Now, a small group of local researchers is racing to protect and relocate the remaining habitat before more pilings are removed in August.

Thousands of purple martins “nested in natural snags and cavities, but then they started declining … as snags became scarcer and scarcer,” said Kimberle Stark, a King County Senior Water Quality Planner.

Natural snags started to disappear from Washington’s coast and near other U.S. waterways as natural forest and coastlines became commercialized and industrialized.

“There’s no natural snags anymore, so [the birds are] completely dependent on people putting up artificial houses,” Stark said.



A purple martin peeks out of a nesting box at another approaching bird at their colony on Shilshole Bay in June. (Karen Ducey / The Seattle Times)

Legacy carried on

Though they are not listed as an endangered species, the purple martin population is low in Washington and considered a Species of Greatest Conservation Need by the Washington Department of Fish and Wildlife, which means human intervention is necessary for the birds’ success.

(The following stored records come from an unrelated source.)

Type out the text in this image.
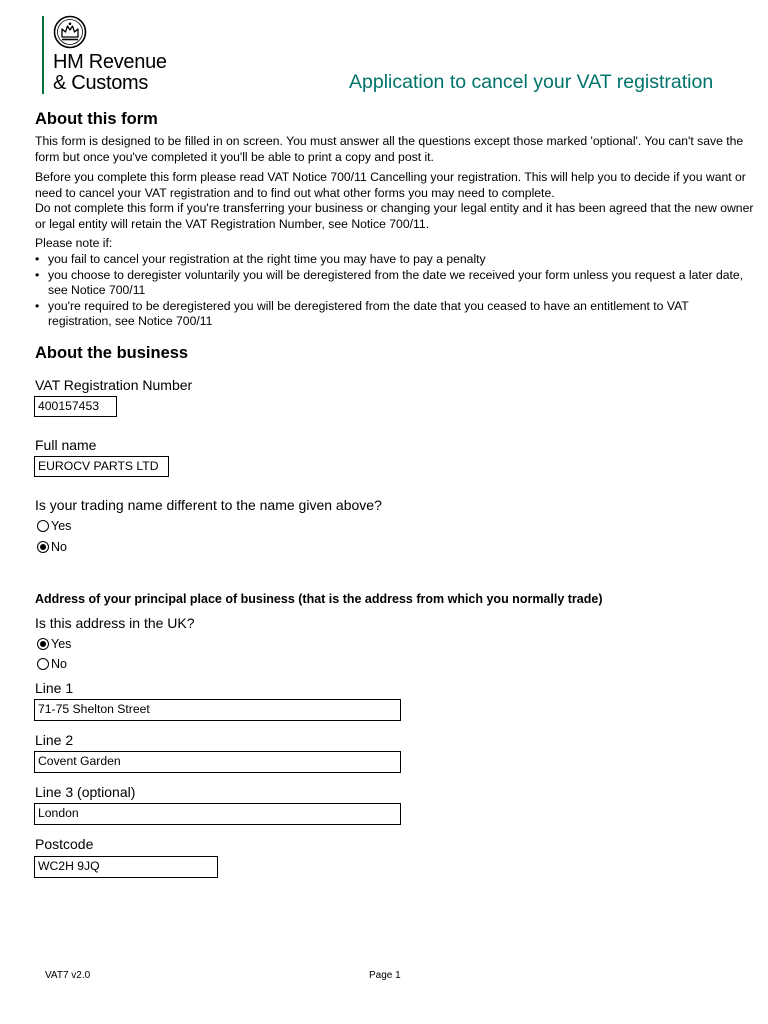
HM Revenue
& Customs	Application to cancel your VAT registration
About this form
This form is designed to be filled in on screen. You must answer all the questions except those marked 'optional'. You can't save the form but once you've completed it you'll be able to print a copy and post it.
Before you complete this form please read VAT Notice 700/11 Cancelling your registration. This will help you to decide if you want or need to cancel your VAT registration and to find out what other forms you may need to complete.
Do not complete this form if you're transferring your business or changing your legal entity and it has been agreed that the new owner or legal entity will retain the VAT Registration Number, see Notice 700/11.
Please note if:
• you fail to cancel your registration at the right time you may have to pay a penalty
• you choose to deregister voluntarily you will be deregistered from the date we received your form unless you request a later date, see Notice 700/11
• you're required to be deregistered you will be deregistered from the date that you ceased to have an entitlement to VAT registration, see Notice 700/11
About the business
VAT Registration Number
400157453
Full name
EUROCV PARTS LTD
Is your trading name different to the name given above?
Yes
No
Address of your principal place of business (that is the address from which you normally trade)
Is this address in the UK?
Yes
No
Line 1
71-75 Shelton Street
Line 2
Covent Garden
Line 3 (optional)
London
Postcode
WC2H 9JQ
VAT7 v2.0	Page 1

A loss of habitat has long threatened purple martins’ ability to reproduce. So has a decrease in insects to hunt and eat due to an increase in pesticide use. The state population dropped so much throughout the late 1980s and early 1990s that a local environmental scientist named Kevin Li started building homes for the birds as a passion project in 1996.

Li is responsible for many of the gourds hanging throughout King County, homes that simulate the natural nesting cavity these birds prefer. After Li started stringing up gourds in Western Washington, the number of birds jumped from an estimated one nesting pair in Shilshole Bay in 1996 to about 32 nesting pairs along the Seattle shoreline, plus 74 more on Vashon Island in 2004. After Li died in 2006, his friends continued his mission.

Jean Power, King County Environmental Lab field science unit supervisor, has been involved with the purple martin habitat restoration efforts since before Li died. Power inherited the project after his death, she said, and now works with Stark and her husband, Carl Bevison, on the project.

“[The birds] suck you in,” Stark said. “Kevin was so passionate about them … You do become kind of obsessive about them.”



A purple martin nesting colony is seen on gourds and boxes on derelict pilings in Shilshole Bay in Seattle on July 18. Purple Martins are a bird species that are not endangered, but their homes are being... (Karen Ducey / The Seattle Times)More

With their high-pitched, flutelike chirps and dark blue wings, watching the purple martin can be captivating. When they fly, their wings look like silver stars. They often swoop and divebomb each other, squabbling before they return to their respective gourds.

Power and the others maintain many of the gourds. Bevis said he and Power climb on ladders each year in fall or winter and take down every gourd to clean and perform maintenance before the birds migrate back in May. The group also purchases new gourds yearly.

The total number of bird pairs is unknown, since there’s no concerted effort to track them across the state. But Stark estimates about 150 pairs migrate to the sites she and her colleagues maintain, including at spots in the lower Duwamish River, Shilshole Bay and Terminal 91 in Elliott Bay. Stark said this lack of tracking makes it difficult to know how many birds need homes. It also makes it tricky to get support from state agencies.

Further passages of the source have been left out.